Since getting to know Monica, I’ve been struck by the contrast between what I saw on the news and how I know her now. On a personal level, she is one of the most generous, forgiving and hopeful people I’ve ever met. She is also a very funny woman, sometimes even a goofball. These qualities are all the more impressive because of what she went through as a young woman. Before Monica was 30 years old, she was tormented, chased by reporters and paparazzi, and mocked by national tabloids and radio hosts as fat, crazy or obsessed with the president. Clinton himself has gone on to be a millionaire celebrated for his progressive and productive post-presidency, yet all these years later he cannot answer the simple question of whether he ever apologized directly to Monica or her family. (I’ve never asked directly, but Monica has never mentioned such an apology to me.)

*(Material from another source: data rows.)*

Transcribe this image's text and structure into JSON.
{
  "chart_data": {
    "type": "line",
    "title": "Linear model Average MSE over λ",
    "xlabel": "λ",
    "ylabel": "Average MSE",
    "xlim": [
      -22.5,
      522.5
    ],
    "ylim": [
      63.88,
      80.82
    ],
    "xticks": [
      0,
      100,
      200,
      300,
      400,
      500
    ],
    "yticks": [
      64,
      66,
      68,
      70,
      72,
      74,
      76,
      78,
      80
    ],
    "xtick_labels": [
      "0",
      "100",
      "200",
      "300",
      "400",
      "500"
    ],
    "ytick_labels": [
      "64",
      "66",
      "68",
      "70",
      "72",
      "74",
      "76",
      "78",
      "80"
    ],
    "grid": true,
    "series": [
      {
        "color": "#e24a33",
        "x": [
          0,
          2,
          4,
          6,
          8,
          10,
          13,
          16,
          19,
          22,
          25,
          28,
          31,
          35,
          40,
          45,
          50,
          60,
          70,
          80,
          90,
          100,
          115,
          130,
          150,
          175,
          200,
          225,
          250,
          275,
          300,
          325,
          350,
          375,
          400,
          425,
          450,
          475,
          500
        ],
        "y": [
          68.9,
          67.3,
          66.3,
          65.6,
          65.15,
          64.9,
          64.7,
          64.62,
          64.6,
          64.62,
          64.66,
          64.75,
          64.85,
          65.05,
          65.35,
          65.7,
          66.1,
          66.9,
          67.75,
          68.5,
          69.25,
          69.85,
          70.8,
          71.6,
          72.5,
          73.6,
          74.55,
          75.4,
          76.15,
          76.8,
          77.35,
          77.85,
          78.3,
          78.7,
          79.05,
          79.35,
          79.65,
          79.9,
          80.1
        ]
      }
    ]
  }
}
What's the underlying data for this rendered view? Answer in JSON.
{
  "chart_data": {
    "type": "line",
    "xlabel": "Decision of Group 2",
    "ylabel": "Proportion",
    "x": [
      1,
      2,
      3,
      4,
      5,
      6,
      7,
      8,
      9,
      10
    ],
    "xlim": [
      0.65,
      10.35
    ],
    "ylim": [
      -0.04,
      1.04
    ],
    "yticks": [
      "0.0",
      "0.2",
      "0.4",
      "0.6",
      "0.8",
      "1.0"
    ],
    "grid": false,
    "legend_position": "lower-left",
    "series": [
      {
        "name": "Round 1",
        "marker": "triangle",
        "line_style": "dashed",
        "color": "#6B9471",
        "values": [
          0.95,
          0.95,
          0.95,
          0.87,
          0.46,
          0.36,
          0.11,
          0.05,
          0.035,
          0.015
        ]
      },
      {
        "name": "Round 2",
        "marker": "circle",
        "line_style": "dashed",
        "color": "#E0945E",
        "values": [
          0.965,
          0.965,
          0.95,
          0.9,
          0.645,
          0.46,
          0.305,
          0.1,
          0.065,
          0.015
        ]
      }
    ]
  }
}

When we go for a walk or see a movie, she’s just Monica. But occasionally, someone will turn their head and do a double take and I know it’s not because they recognize me. When I told my mom one day that I’d been hanging out with Monica, one of the first things she said was, “She was just a baby. She was your age.”
It is this, I think, that has helped me reach the final stage in my #MeToo evolution: my full understanding of Monica’s humanity. This understanding has been so pivotal for me because it has forced me to see just how much I didn’t think of her as a human back in the 1990s.